Jong geleerd, oud gedaan
Dus toen Nils in 2008 het boerenbedrijf overnam, trad hij in de voetsporen van zijn vader – zowel op het erf als daarbuiten. ‘Ik ben honderd procent boer’, zegt Nils. ‘Ik hou van wat ik doe. Maar als ik op mijn erf blijf, blijft mijn wereldbeeld beperkt. Voor mijn persoonlijke ontwikkeling moet ik de wereld in.’
Zijn eerste stappen leidden hem naar de lokale tak van de NAJK, onderdeel van een landelijke organisatie die de belangen van jonge boeren vertegenwoordigt. Nils leerde daar de waarde van de open dialoog en hoe dat helpt bij het vertegenwoordigen van de zuivelsector in het publieke debat. Vanaf dat moment bleef het balletje rollen.
‘Naast het feit dat ik me op persoonlijk vlak ontwikkel, zie ik het ook als mijn verantwoordelijkheid om mee te doen aan het debat over onze producten en onze productiemethoden. Ik wil bijdragen aan het imago van onze sector – nu en in de toekomst.

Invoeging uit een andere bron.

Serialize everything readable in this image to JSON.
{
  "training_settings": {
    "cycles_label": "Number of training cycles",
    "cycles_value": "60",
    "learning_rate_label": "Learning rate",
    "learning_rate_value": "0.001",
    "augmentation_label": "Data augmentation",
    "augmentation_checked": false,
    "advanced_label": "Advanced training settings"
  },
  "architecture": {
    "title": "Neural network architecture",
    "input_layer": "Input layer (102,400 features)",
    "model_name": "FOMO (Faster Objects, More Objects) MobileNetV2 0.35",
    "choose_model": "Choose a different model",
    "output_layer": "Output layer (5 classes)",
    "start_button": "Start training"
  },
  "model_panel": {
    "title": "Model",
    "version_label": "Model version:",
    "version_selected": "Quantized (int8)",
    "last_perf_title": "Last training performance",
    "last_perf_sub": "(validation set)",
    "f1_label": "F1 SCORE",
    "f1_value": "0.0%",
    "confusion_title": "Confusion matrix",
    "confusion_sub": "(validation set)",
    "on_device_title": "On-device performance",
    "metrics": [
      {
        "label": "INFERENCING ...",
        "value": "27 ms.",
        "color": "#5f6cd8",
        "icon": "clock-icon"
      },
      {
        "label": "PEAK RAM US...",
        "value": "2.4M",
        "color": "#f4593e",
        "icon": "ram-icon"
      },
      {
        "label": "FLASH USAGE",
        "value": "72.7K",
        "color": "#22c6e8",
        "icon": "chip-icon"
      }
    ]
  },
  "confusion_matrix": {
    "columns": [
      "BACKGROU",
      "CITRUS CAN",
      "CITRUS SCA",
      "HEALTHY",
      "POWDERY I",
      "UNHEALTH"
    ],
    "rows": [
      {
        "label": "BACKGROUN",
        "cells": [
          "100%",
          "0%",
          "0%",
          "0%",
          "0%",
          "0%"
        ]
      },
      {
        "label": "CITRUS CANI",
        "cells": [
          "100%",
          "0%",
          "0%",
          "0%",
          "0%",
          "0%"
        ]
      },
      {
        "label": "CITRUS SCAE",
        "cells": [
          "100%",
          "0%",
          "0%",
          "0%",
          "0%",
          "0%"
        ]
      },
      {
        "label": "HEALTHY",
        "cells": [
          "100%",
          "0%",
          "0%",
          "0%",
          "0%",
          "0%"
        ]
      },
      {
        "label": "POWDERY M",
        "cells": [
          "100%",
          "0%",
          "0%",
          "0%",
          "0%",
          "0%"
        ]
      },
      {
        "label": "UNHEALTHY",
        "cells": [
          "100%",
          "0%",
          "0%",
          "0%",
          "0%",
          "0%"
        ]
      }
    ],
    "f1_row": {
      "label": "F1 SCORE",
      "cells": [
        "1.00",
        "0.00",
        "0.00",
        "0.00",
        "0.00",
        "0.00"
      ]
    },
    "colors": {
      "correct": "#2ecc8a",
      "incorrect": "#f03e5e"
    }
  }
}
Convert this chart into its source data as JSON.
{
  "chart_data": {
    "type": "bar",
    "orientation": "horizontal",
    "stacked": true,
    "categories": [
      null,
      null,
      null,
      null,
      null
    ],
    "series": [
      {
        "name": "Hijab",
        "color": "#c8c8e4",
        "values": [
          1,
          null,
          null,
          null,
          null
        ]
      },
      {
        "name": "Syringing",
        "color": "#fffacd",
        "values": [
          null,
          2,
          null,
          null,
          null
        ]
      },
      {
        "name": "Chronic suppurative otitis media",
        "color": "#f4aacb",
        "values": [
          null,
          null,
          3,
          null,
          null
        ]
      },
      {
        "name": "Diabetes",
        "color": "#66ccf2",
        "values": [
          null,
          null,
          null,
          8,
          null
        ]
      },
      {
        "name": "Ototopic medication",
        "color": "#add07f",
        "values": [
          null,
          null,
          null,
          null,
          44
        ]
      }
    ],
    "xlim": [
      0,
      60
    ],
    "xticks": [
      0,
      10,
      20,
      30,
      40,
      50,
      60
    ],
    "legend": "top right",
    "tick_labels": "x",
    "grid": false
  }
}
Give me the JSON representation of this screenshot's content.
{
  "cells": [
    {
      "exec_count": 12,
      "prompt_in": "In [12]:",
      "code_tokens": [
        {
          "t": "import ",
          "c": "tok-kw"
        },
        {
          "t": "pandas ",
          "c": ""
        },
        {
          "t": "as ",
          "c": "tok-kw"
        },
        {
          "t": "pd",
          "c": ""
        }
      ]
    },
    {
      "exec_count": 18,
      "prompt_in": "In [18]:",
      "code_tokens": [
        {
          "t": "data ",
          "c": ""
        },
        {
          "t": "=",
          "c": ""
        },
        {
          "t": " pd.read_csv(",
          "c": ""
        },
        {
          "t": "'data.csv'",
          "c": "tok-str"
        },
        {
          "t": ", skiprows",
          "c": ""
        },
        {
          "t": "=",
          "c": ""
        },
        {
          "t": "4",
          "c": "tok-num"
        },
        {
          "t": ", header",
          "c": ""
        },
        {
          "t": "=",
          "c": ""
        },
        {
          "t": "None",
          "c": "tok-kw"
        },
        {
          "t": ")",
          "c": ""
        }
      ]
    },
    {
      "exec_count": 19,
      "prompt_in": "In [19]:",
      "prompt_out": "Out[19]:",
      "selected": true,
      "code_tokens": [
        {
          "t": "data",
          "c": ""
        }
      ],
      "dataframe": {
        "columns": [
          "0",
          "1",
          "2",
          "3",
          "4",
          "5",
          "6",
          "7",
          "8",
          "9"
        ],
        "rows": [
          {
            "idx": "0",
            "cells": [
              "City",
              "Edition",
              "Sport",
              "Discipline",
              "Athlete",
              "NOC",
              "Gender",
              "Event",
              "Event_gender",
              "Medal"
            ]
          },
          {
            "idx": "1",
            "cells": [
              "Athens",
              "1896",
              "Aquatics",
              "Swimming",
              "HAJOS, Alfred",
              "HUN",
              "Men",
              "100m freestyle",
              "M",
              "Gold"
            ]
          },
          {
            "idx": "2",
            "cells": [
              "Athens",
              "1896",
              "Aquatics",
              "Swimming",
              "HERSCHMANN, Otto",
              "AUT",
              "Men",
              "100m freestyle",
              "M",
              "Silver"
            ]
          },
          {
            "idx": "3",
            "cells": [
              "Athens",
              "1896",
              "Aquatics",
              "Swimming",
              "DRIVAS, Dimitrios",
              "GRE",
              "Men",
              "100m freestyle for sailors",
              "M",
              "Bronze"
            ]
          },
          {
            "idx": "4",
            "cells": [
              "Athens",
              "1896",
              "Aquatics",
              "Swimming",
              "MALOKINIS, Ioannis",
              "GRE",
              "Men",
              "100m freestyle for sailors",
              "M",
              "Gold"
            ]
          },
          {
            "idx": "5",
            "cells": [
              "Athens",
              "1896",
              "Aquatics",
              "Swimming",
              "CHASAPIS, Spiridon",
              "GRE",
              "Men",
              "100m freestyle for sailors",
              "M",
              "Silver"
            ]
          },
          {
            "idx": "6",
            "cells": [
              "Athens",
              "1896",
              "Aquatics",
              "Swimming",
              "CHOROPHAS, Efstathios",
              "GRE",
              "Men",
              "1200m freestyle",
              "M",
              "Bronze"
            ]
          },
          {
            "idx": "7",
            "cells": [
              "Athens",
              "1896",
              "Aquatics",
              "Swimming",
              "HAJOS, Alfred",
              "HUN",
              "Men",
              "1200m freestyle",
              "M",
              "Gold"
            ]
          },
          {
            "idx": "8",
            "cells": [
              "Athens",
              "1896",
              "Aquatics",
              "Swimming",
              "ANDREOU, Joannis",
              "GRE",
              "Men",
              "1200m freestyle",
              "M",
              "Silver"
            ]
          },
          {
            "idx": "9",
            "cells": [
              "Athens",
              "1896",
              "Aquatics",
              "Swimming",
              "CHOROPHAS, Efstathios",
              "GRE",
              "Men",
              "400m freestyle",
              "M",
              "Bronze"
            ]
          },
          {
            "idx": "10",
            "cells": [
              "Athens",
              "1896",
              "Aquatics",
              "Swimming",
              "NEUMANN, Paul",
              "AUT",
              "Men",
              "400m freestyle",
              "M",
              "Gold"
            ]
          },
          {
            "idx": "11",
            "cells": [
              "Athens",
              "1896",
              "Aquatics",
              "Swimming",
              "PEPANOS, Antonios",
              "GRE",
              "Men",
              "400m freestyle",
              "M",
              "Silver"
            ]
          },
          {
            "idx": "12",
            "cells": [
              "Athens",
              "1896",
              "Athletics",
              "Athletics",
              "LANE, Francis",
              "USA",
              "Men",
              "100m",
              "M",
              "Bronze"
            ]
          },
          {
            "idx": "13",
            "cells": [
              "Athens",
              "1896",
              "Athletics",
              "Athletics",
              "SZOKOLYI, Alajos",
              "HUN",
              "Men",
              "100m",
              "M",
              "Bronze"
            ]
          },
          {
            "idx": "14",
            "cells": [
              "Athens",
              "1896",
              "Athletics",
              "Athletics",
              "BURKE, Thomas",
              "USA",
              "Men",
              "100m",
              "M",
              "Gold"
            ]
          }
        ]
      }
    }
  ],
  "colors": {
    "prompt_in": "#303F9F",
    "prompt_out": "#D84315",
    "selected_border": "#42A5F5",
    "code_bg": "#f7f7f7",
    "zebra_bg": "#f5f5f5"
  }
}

En eerlijk gezegd vind ik dat niet alleen míjn verantwoordelijkheid, maar die van de hele sector.’
Zus Marieke verliet ook het erf. Zij ging alleen ietsje verder (en langer) weg, om Commerciële Economie en Rurale Sociologie te gaan studeren. Ze kreeg een baan bij een groot bedrijf in de lucht- en ruimtevaart. Toch bleef ze geïnteresseerd in plattelandsontwikkeling en miste ze de ‘keukentafel-dynamiek’ die je alleen vindt bij de boer thuis.
Dus toen ze 10 jaar later werd gevraagd om coördinator te worden bij LEADER (een door de EU gesubsidieerd programma voor de ontwikkeling van plattelandsgebieden in Nederland), verliet ze de wereld van de luchtvaart en keerde ze voorgoed terug naar het platteland.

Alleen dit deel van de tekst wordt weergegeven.